Die letzten acht Tage waren wir im Südwesten unterwegs: Breisach (Breisgau), Burkheim (Kaiserstuhl), Hüfingen/Donaueschingen, Beuron. Von den Unwettern der letzten Tage blieben wir verschont – nur an einigen Tagen regnete es leicht und immer nur für kurze Zeit.

Während der ganzen Zeit hatte ich viele Träume, obwohl ich schon seit Längerem fast gar keine mehr habe. Vorgestern wachte ich mitten in der Nacht auf und sah innen Licht und spürte ein sehr starkes Gefühl des Aufgehoben-Seins.

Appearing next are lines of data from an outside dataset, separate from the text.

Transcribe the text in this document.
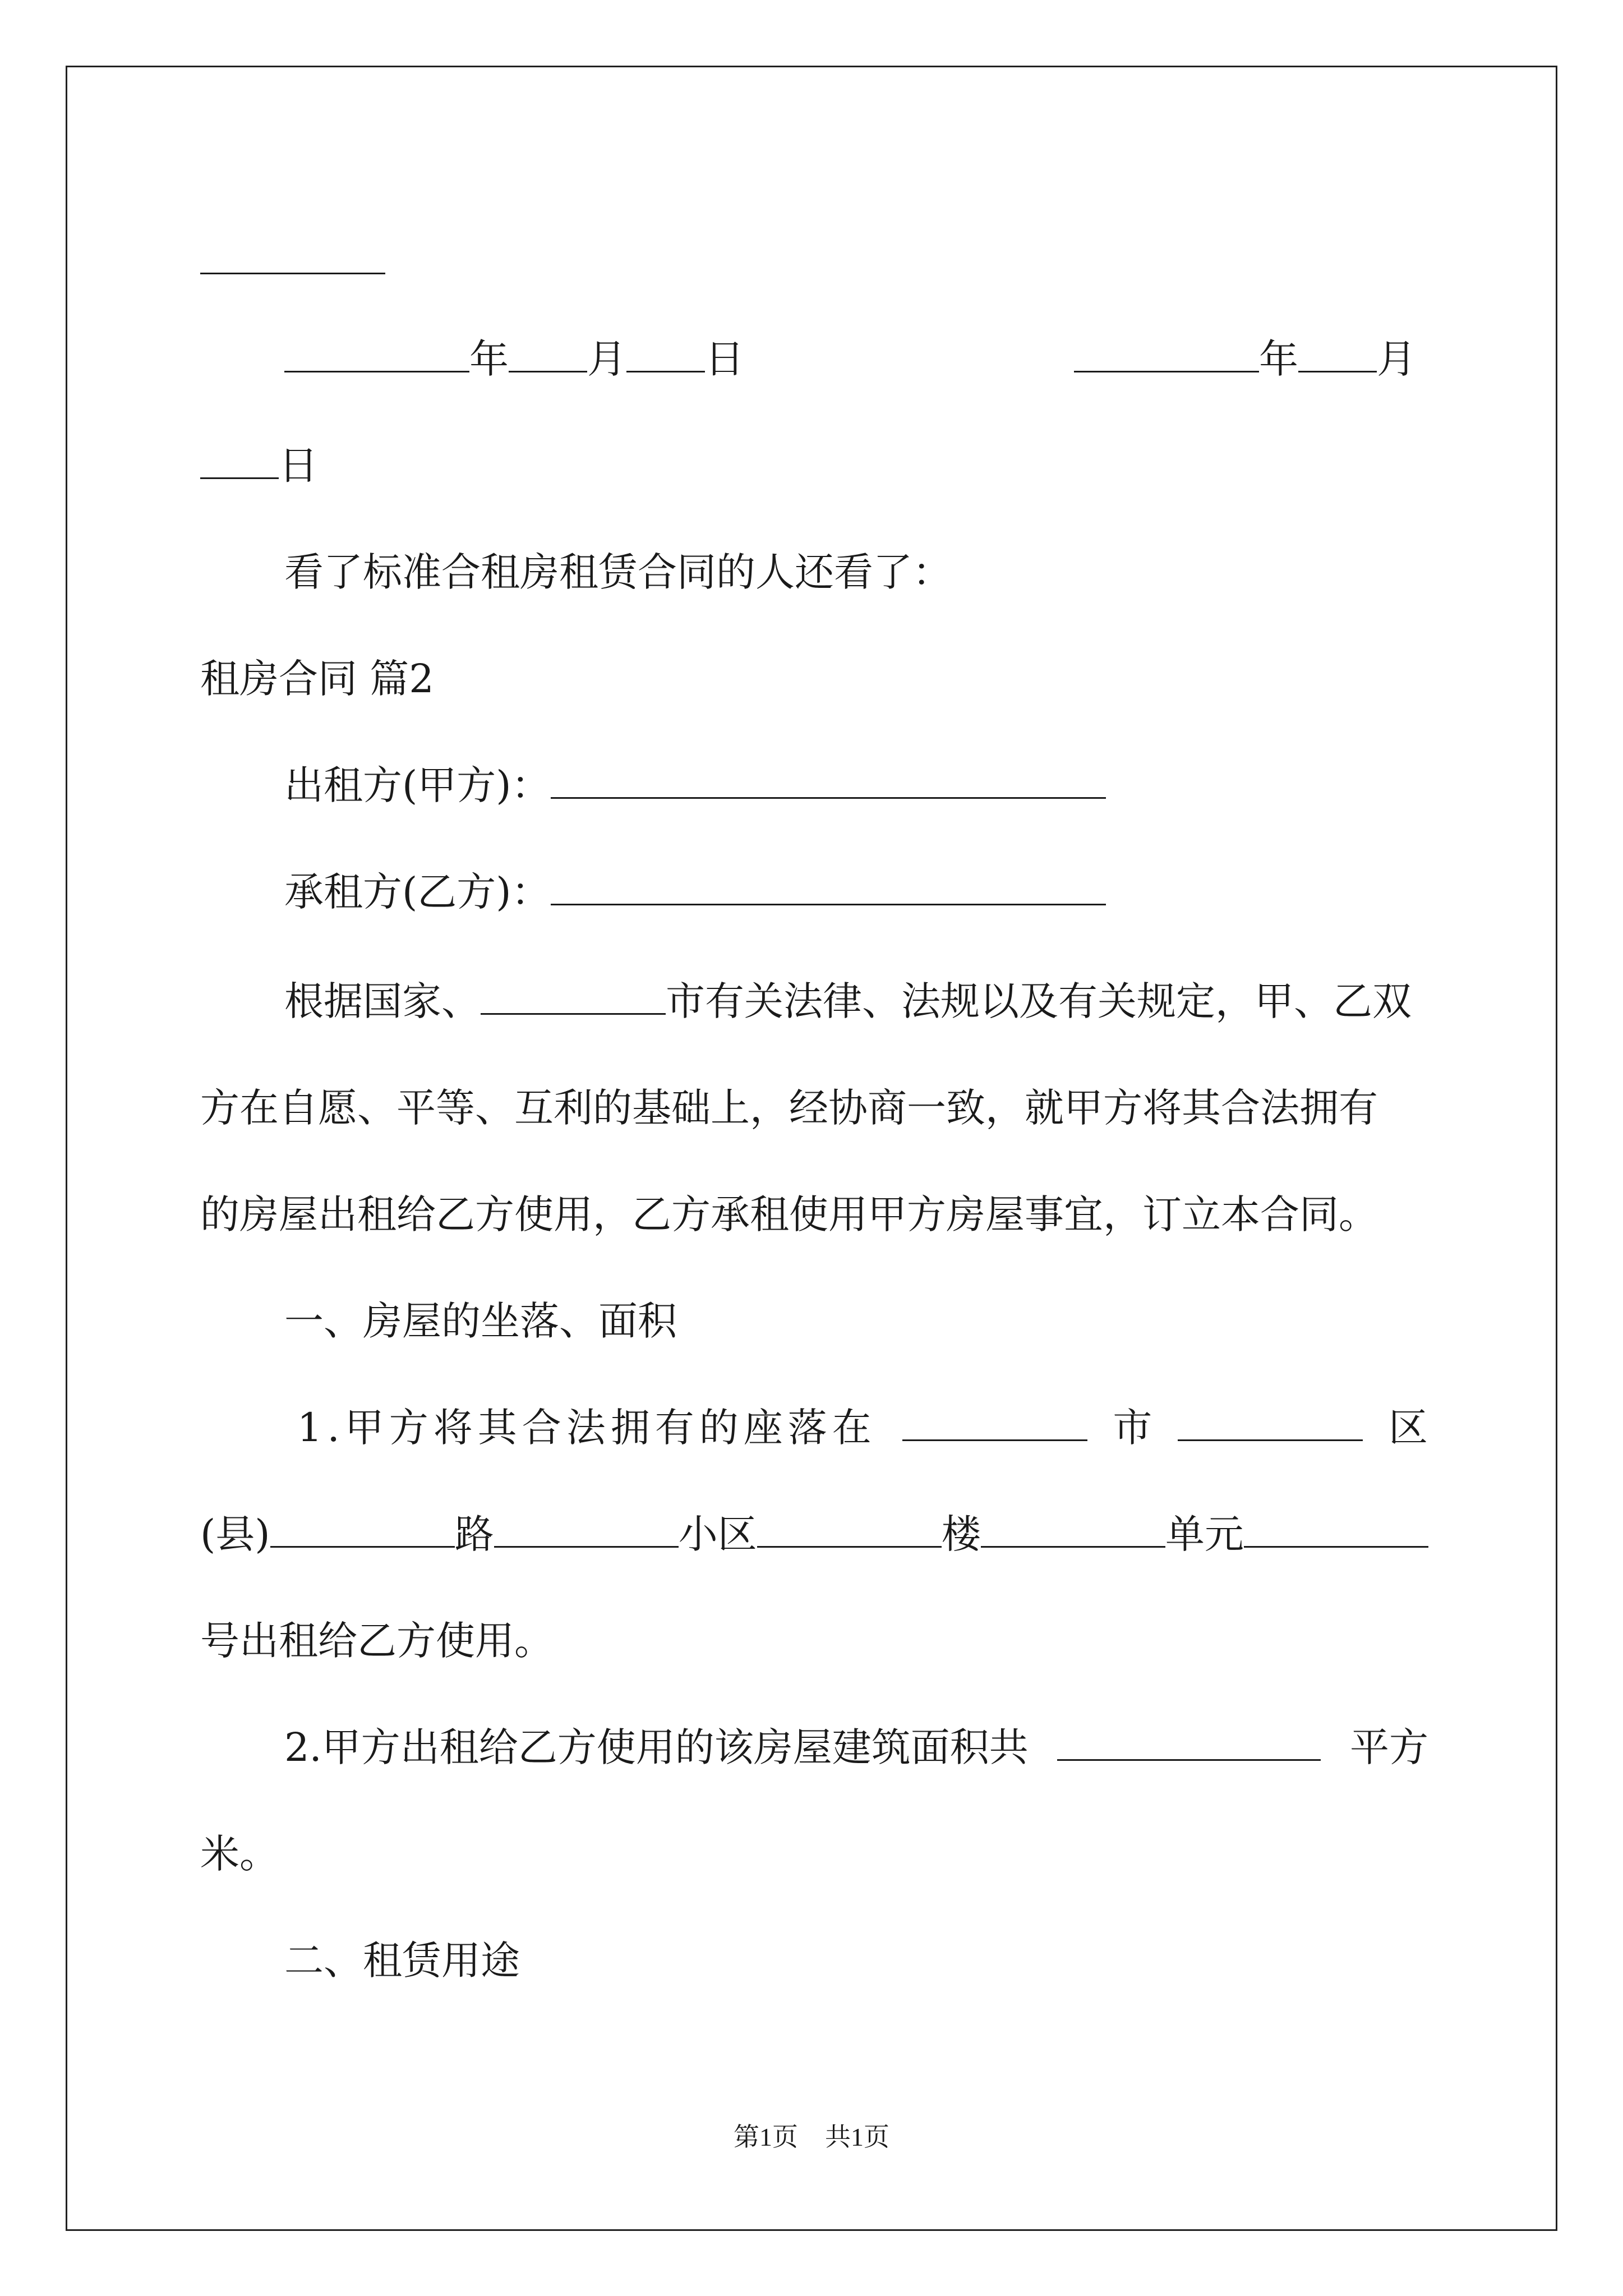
年 月 日	年 月
日
看了标准合租房租赁合同的人还看了：
租房合同 篇2
出租方(甲方)：
承租方(乙方)：
根据国家、	市有关法律、法规以及有关规定，甲、乙双
方在自愿、平等、互利的基础上，经协商一致，就甲方将其合法拥有
的房屋出租给乙方使用，乙方承租使用甲方房屋事宜，订立本合同。
一、房屋的坐落、面积
1.甲方将其合法拥有的座落在	市	区
(县)	路	小区	楼	单元
号出租给乙方使用。
2.甲方出租给乙方使用的该房屋建筑面积共	平方
米。
二、租赁用途
第1页 共1页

Ich wusste, dass ich nicht getrennt existiere, dass ich untrennbar mit dem Universum verknüpft bin und dort sehr gut aufgehoben und behütet bin.

Dann spürte ich, dass ich nichts brauche – überhaupt nichts, nicht einmal dieses Leben. Ich freute mich über meine Existenz aber ich brauchte sie nicht und war bereit, sie unmittelbar, im gleichen Moment, aufzugeben. Das Ganze dauerte vielleicht eine Stunde und lief ohne Gedanken ab – und während der ganzen Zeit fühlte ich ein starkes, energetisches Strömen im gesamten Körper.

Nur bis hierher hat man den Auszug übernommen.